Healthcare technology, specifically healthcare applications (apps) for smartphone devices, is a rapidly growing field with vastly different targets and purposes.
The utility of these apps ranges from clinical decision support to at-home health management. The purposes of the apps are also vastly different. Some apps aim to provide in-hospital clinical support, while other apps aim to provide healthcare services to developing countries that lack medical devices for proper patient care.
In the clinical setting, the use of healthcare apps for clinical decision support is becoming routine, and there is strong evidence of their reliability.
The CardioSmart Heart Explorer app has proven to be effective in clinical decision support assistance and risk-factor modification in patients with symptoms of angina, while the My Studies App provides healthcare regulatory decision-makers with access to real-world patient data.
Apps that provide medical device-like features such as Healthy.io, a urine test technology that tests for signs of urinary tract infections, diabetes, and kidney diseases, are major drivers of the rise of the healthcare app market.
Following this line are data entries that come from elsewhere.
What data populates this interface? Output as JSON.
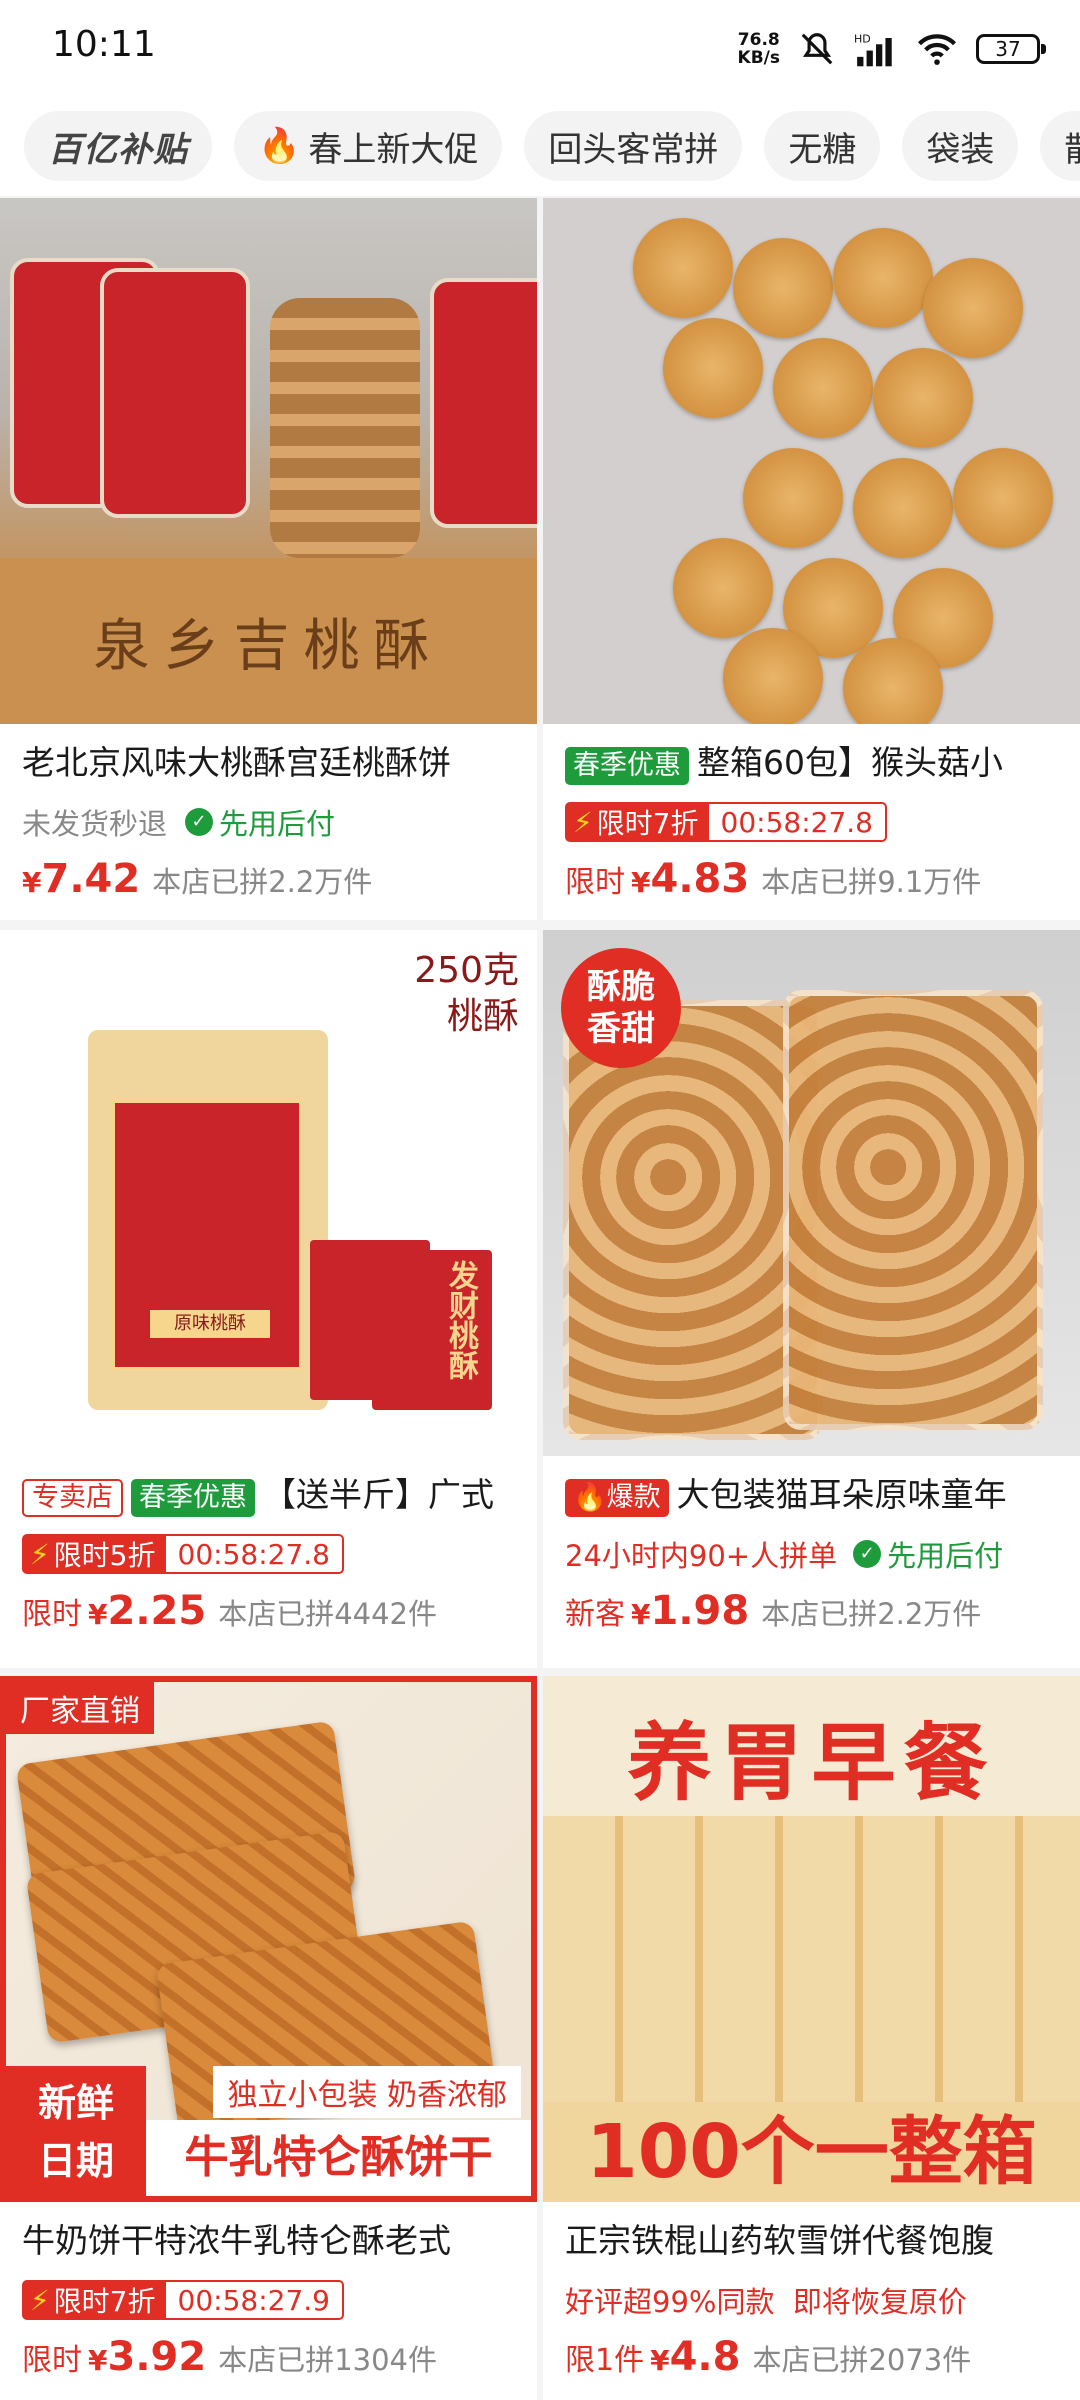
{
  "status_bar": {
    "time": "10:11",
    "net_speed_value": "76.8",
    "net_speed_unit": "KB/s",
    "battery": "37"
  },
  "tabs": [
    {
      "label": "百亿补贴"
    },
    {
      "label": "春上新大促"
    },
    {
      "label": "回头客常拼"
    },
    {
      "label": "无糖"
    },
    {
      "label": "袋装"
    },
    {
      "label": "散装"
    }
  ],
  "products": [
    {
      "image_text": "泉乡吉桃酥",
      "title": "老北京风味大桃酥宫廷桃酥饼",
      "line2_gray": "未发货秒退",
      "line2_green": "先用后付",
      "price_yen": "¥",
      "price": "7.42",
      "sold": "本店已拼2.2万件"
    },
    {
      "badge": "春季优惠",
      "title": "整箱60包】猴头菇小",
      "flash_label": "限时7折",
      "flash_time": "00:58:27.8",
      "price_prefix": "限时",
      "price_yen": "¥",
      "price": "4.83",
      "sold": "本店已拼9.1万件"
    },
    {
      "image_weight": "250克",
      "image_name": "桃酥",
      "image_pkg_label": "原味桃酥",
      "image_small_label": "发财桃酥",
      "badge_store": "专卖店",
      "badge": "春季优惠",
      "title": "【送半斤】广式",
      "flash_label": "限时5折",
      "flash_time": "00:58:27.8",
      "price_prefix": "限时",
      "price_yen": "¥",
      "price": "2.25",
      "sold": "本店已拼4442件"
    },
    {
      "image_stamp_1": "酥脆",
      "image_stamp_2": "香甜",
      "badge": "爆款",
      "title": "大包装猫耳朵原味童年",
      "line2_red": "24小时内90+人拼单",
      "line2_green": "先用后付",
      "price_prefix": "新客",
      "price_yen": "¥",
      "price": "1.98",
      "sold": "本店已拼2.2万件"
    },
    {
      "image_tag": "厂家直销",
      "image_fresh_1": "新鲜",
      "image_fresh_2": "日期",
      "image_promo_a": "独立小包装 奶香浓郁",
      "image_promo_b": "牛乳特仑酥饼干",
      "title": "牛奶饼干特浓牛乳特仑酥老式",
      "flash_label": "限时7折",
      "flash_time": "00:58:27.9",
      "price_prefix": "限时",
      "price_yen": "¥",
      "price": "3.92",
      "sold": "本店已拼1304件"
    },
    {
      "image_head": "养胃早餐",
      "image_foot": "100个一整箱",
      "title": "正宗铁棍山药软雪饼代餐饱腹",
      "line2_red": "好评超99%同款  即将恢复原价",
      "price_prefix": "限1件",
      "price_yen": "¥",
      "price": "4.8",
      "sold": "本店已拼2073件"
    }
  ]
}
These medical device-like apps can provide healthcare services in conjunction with an online physician and test kits to anywhere in the world with WiFi access. Apps such as Peek Vision, a vision assessment app, and Triage, a dermatological assessment app, are also making a huge impact in the healthcare technology space.
Challenges and opportunities
The healthcare apps space faces many challenges including regulation, reliability and data security.
However, a wide array of healthcare services are being investigated to determine whether they could be developed into an app, and many venture capital investors value the upfront costs of software companies as minimal in comparison to device companies in the future.
With continuous improvements in both tablets and smartphones, the healthcare app market should continue to attract the attention of innovators and investors in 2019.